Massive Open Online Courses (MOOCs) in general are a great tool for online learners. There are many different platforms with a range of options, many of them free of charge. You can find them on almost any subject and really enhance your knowledge. As an in-depth learning experience to an academic level, students at universities and colleges can take MOOCs for credits, but what is great is that it is an open platform for anyone who wants to learn.
This has been proven with our previous MOOCs about the Holocaust and Antisemitism – over 200,000 users so far have been registered on these courses, and they are far from being all teachers and students: We've had dentists, dancers, platoon commanders, politicians, television and radio presenters, designers, and surgeons – so many people from all walks of life are interested in expanding their horizons, and MOOCs allow them to do this from the comfort of their own homes.
During the current situation worldwide, many people have been quarantined or locked down, so a MOOC is a great way to pass the time, while gaining new information and skills. While of course we could not have foreseen this particular course being launched during a global pandemic, many teachers are currently teaching remotely and looking for enrichment training, which this course provides.
How is this MOOC different from other online courses?
This MOOC represents a unique collaboration between Yad Vashem and a leading British institution in Holocaust education. This is the first time that such a partnership has led to a such a far-reaching and critical tool for audiences around the world.
Previous MOOCs created by Yad Vashem have been of exemplary standards, exploring Holocaust history as well as the evolution of – and ongoing struggle against – antisemitism until the present day. Both courses have proved very popular. This MOOC contains history and research, but also practical teaching components: Over the course, participants actively learn how to intertwine providing historical content with effective teaching methods, with a focus on using survivor testimonies and Holocaust-era artifacts. There are educational exercises built in to the course, which means that by its conclusion, the learner will feel more comfortable with the subject matter. This is also important because often teachers shy away from the Holocaust, as they consider it too weighty a subject and don't know how to approach it. This course can help educators and other opinion-shapers find their feet, so to speak, and feel confident that the right information and messages are being passed on.

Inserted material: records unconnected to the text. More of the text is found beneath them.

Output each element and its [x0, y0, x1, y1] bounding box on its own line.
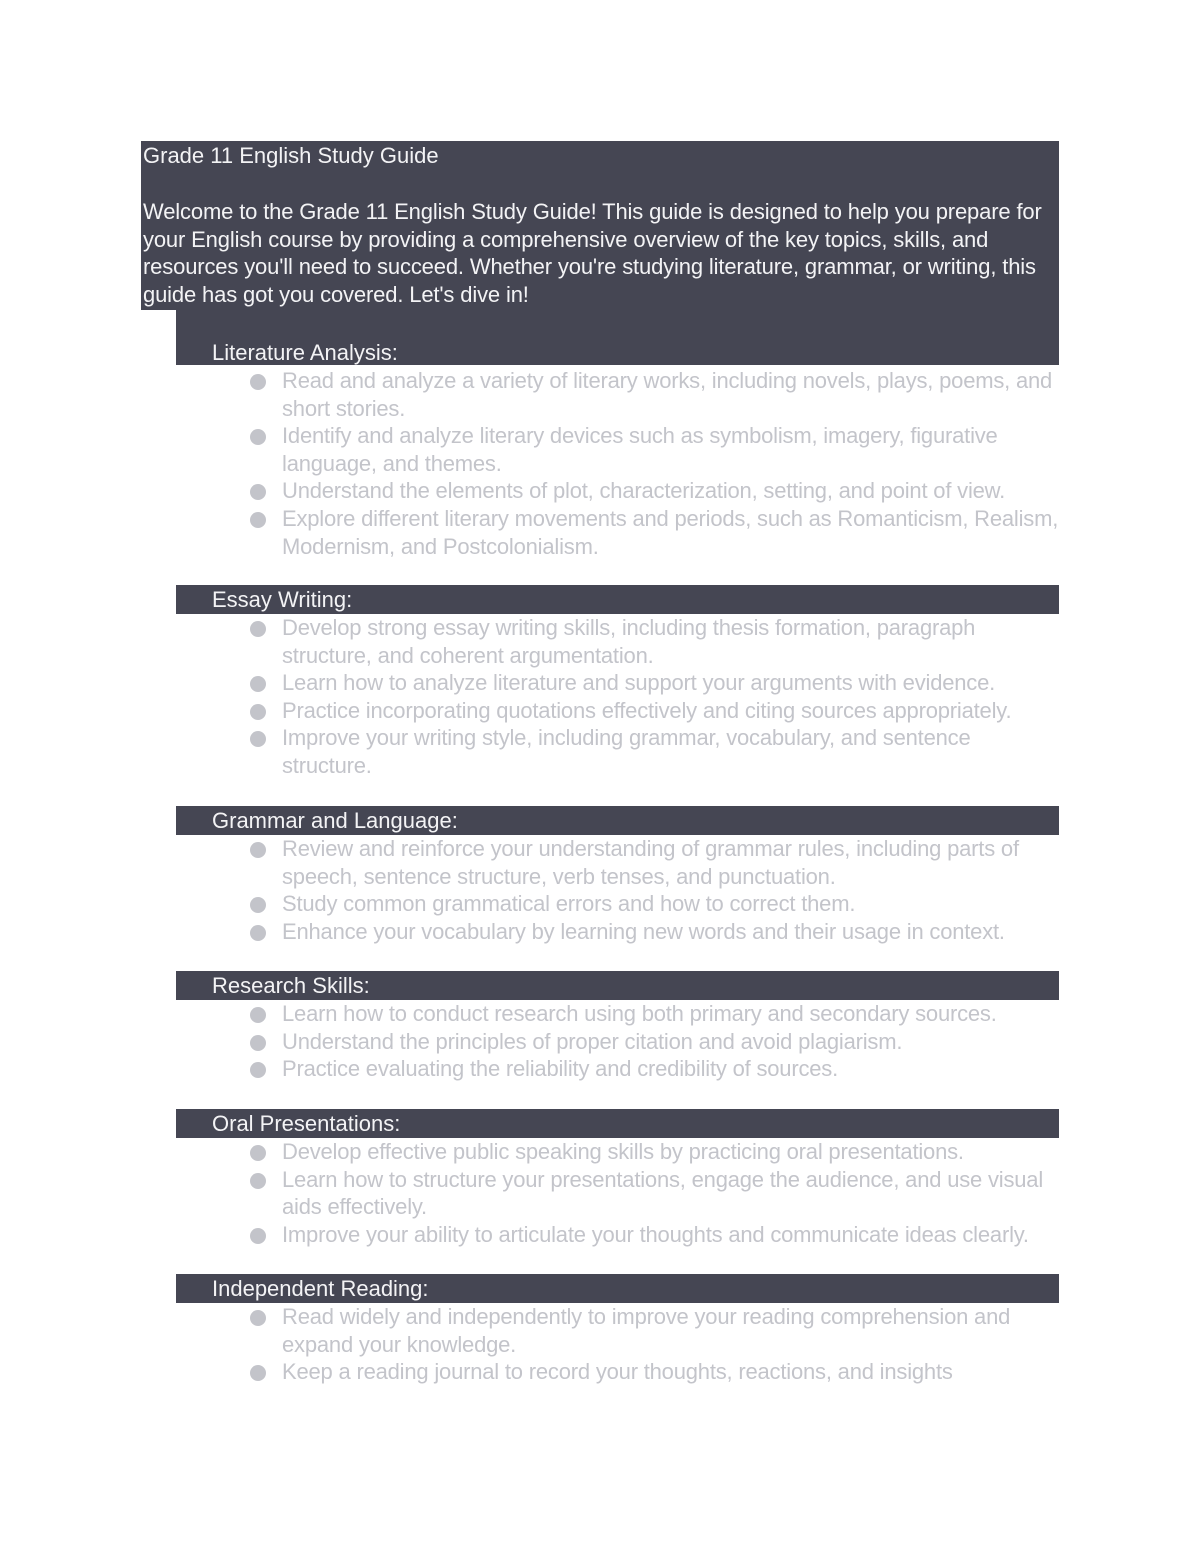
list-item-text: Study common grammatical errors and how to correct them.	[282, 891, 856, 917]
section-oral-presentations	[0, 1109, 1200, 1248]
section-list	[0, 835, 1200, 945]
section-heading: Research Skills:	[212, 973, 370, 998]
list-item	[0, 890, 1059, 918]
bullet-icon	[250, 925, 266, 941]
list-item-text: Review and reinforce your understanding of grammar rules, including parts of speech, sentence structure, verb tenses, and punctuation.	[282, 836, 1019, 889]
section-list	[0, 1138, 1200, 1248]
bullet-icon	[250, 731, 266, 747]
list-item	[0, 505, 1059, 560]
list-item-text: Develop strong essay writing skills, including thesis formation, paragraph structure, and coherent argumentation.	[282, 615, 976, 668]
list-item	[0, 422, 1059, 477]
document-title: Grade 11 English Study Guide	[143, 143, 439, 168]
list-item-text: Read widely and independently to improve your reading comprehension and expand your knowledge.	[282, 1304, 1011, 1357]
bullet-icon	[250, 1310, 266, 1326]
bullet-icon	[250, 676, 266, 692]
list-item-text: Understand the principles of proper citation and avoid plagiarism.	[282, 1028, 903, 1054]
bullet-icon	[250, 484, 266, 500]
list-item-text: Read and analyze a variety of literary works, including novels, plays, poems, and short stories.	[282, 368, 1053, 421]
section-heading-band	[176, 1109, 1059, 1138]
section-heading: Essay Writing:	[212, 587, 353, 612]
bullet-icon	[250, 1062, 266, 1078]
bullet-icon	[250, 1145, 266, 1161]
section-independent-reading	[0, 1274, 1200, 1386]
list-item	[0, 1358, 1059, 1386]
list-item	[0, 367, 1059, 422]
list-item-text: Enhance your vocabulary by learning new words and their usage in context.	[282, 918, 1005, 944]
bullet-icon	[250, 1228, 266, 1244]
section-heading: Grammar and Language:	[212, 808, 458, 833]
list-item	[0, 918, 1059, 946]
list-item-text: Improve your ability to articulate your thoughts and communicate ideas clearly.	[282, 1221, 1029, 1247]
list-item-text: Learn how to analyze literature and support your arguments with evidence.	[282, 670, 996, 696]
bullet-icon	[250, 842, 266, 858]
section-heading-band	[176, 806, 1059, 835]
bullet-icon	[250, 621, 266, 637]
list-item	[0, 835, 1059, 890]
list-item	[0, 477, 1059, 505]
list-item-text: Explore different literary movements and periods, such as Romanticism, Realism, Modernism, and Postcolonialism.	[282, 505, 1059, 559]
bullet-icon	[250, 897, 266, 913]
section-heading: Oral Presentations:	[212, 1111, 401, 1136]
section-heading-band	[176, 338, 1059, 367]
section-literature-analysis	[0, 338, 1200, 560]
list-item	[0, 1166, 1059, 1221]
section-grammar-and-language	[0, 806, 1200, 945]
list-item-text: Practice evaluating the reliability and credibility of sources.	[282, 1056, 839, 1082]
list-item	[0, 697, 1059, 725]
list-item	[0, 614, 1059, 669]
bullet-icon	[250, 374, 266, 390]
section-heading-band	[176, 585, 1059, 614]
section-heading-band	[176, 971, 1059, 1000]
bullet-icon	[250, 512, 266, 528]
list-item	[0, 1138, 1059, 1166]
list-item-text: Learn how to conduct research using both primary and secondary sources.	[282, 1001, 997, 1026]
list-item	[0, 669, 1059, 697]
section-heading-band	[176, 1274, 1059, 1303]
bullet-icon	[250, 1173, 266, 1189]
list-item	[0, 1221, 1059, 1249]
section-essay-writing	[0, 585, 1200, 780]
section-heading: Literature Analysis:	[212, 340, 398, 365]
bullet-icon	[250, 1365, 266, 1381]
list-item	[0, 1303, 1059, 1358]
list-item-text: Improve your writing style, including grammar, vocabulary, and sentence structure.	[282, 725, 971, 778]
list-item	[0, 724, 1059, 779]
list-item-text: Learn how to structure your presentations, engage the audience, and use visual aids effectively.	[282, 1166, 1044, 1220]
list-item-text: Keep a reading journal to record your thoughts, reactions, and insights	[282, 1359, 953, 1385]
list-item	[0, 1000, 1059, 1028]
section-research-skills	[0, 971, 1200, 1083]
section-list	[0, 1303, 1200, 1386]
section-list	[0, 367, 1200, 560]
bullet-icon	[250, 704, 266, 720]
list-item-text: Identify and analyze literary devices such as symbolism, imagery, figurative language, and themes.	[282, 423, 998, 476]
section-heading: Independent Reading:	[212, 1276, 429, 1301]
list-item	[0, 1028, 1059, 1056]
section-list	[0, 614, 1200, 780]
list-item-text: Practice incorporating quotations effectively and citing sources appropriately.	[282, 697, 1012, 723]
bullet-icon	[250, 429, 266, 445]
list-item-text: Understand the elements of plot, characterization, setting, and point of view.	[282, 478, 1006, 504]
list-item-text: Develop effective public speaking skills by practicing oral presentations.	[282, 1139, 964, 1164]
list-item	[0, 1055, 1059, 1083]
bullet-icon	[250, 1035, 266, 1051]
intro-paragraph: Welcome to the Grade 11 English Study Guide! This guide is designed to help you prepare for your English course by providing a comprehensive overview of the key topics, skills, and resources you'll need to succeed. Whether you're studying literature, grammar, or writing, this guide has got you covered. Let's dive in!	[143, 199, 1042, 307]
bullet-icon	[250, 1007, 266, 1023]
section-list	[0, 1000, 1200, 1083]
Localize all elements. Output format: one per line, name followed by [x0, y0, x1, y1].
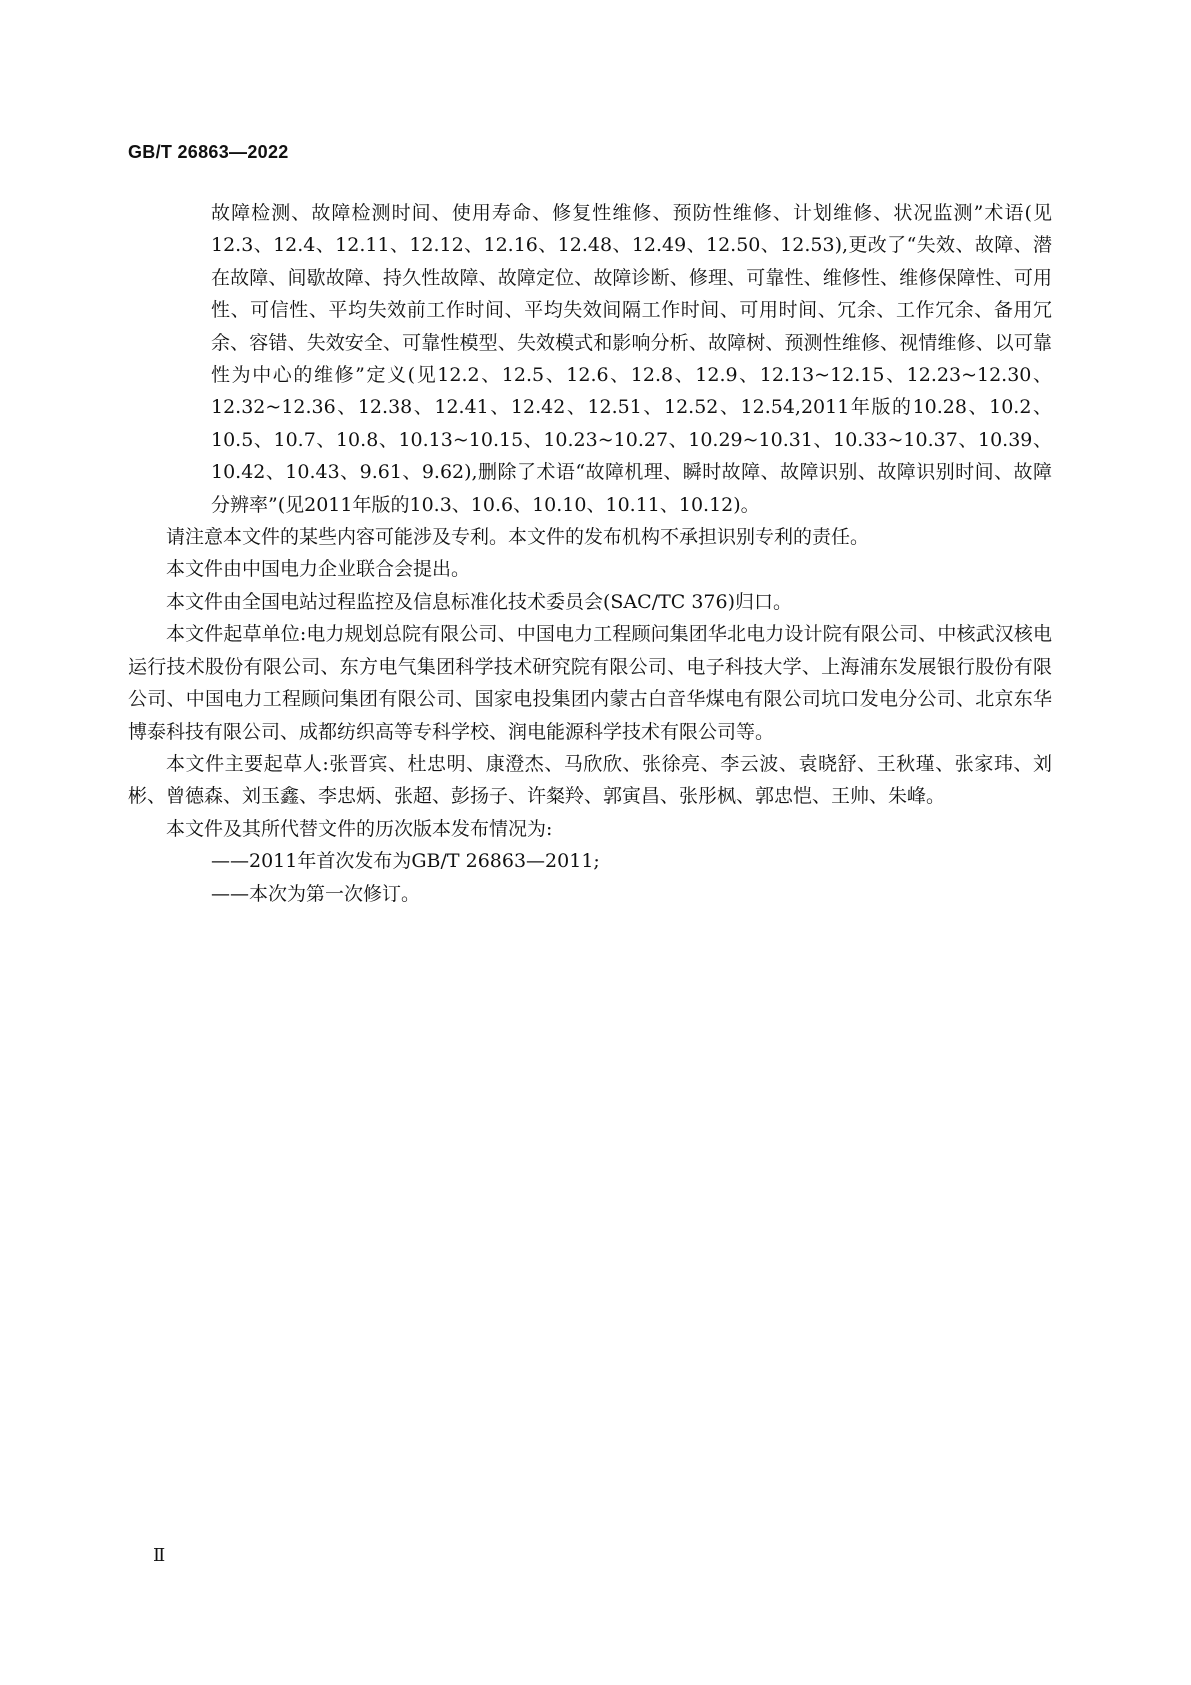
foreword-body [128, 197, 1052, 910]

Why is it still important to teach about the Holocaust now, so many decades after the end of WWII?
Teaching the Holocaust is more important than it has ever been. With global studies pointing to a worrying lack of awareness about basic facts about the Holocaust, and rising antisemitic expressions and acts in so many countries as well as online – we have seen conspiracy theories abound, especially connected to COVID-19. The meanings of the Holocaust – what can happen when racist ideology, hatred and xenophobia go unchecked – are more relevant today than ever before. And of course, sadly the survivor generation is dwindling fast, so our firsthand witnesses are fewer and far between. This is the time to amplify their voices. The new course addresses many of these challenges, and more.
Who is this MOOC aimed towards?
Everyone! This course has been specifically designed so that anyone who wants to talk about the story of the Holocaust – formal and informal educators, community leaders, in-service instructors, trainers of teachers, youth workers, clergy, influencers, and more – can. It is offered on an open platform, anyone curious about the challenges of teaching this topic in today's complex society is welcome to register and expand horizons.
In what ways do you think this course will benefit people who teach the Holocaust?
I believe that once they complete the course, they will have gained more historical knowledge, some new and innovative tools, great material from both UCL and Yad Vashem, and even a component of interactive practical experience. Participants will definitely be more equipped to teach and should feel more confident and less overwhelmed with the subject matter.
What has been your personal highlight of working on this MOOC?
It sounds funny, but I actually feel like I assisted in creating a kind of new life form – from conception onwards, through development via research, filming, structure, editing, and production, until its "birth" on the FutureLearn platform. It has been so satisfying to see the course come to fruition, and the entire team hopes that participants benefit from taking it as much as we have benefitted creating it.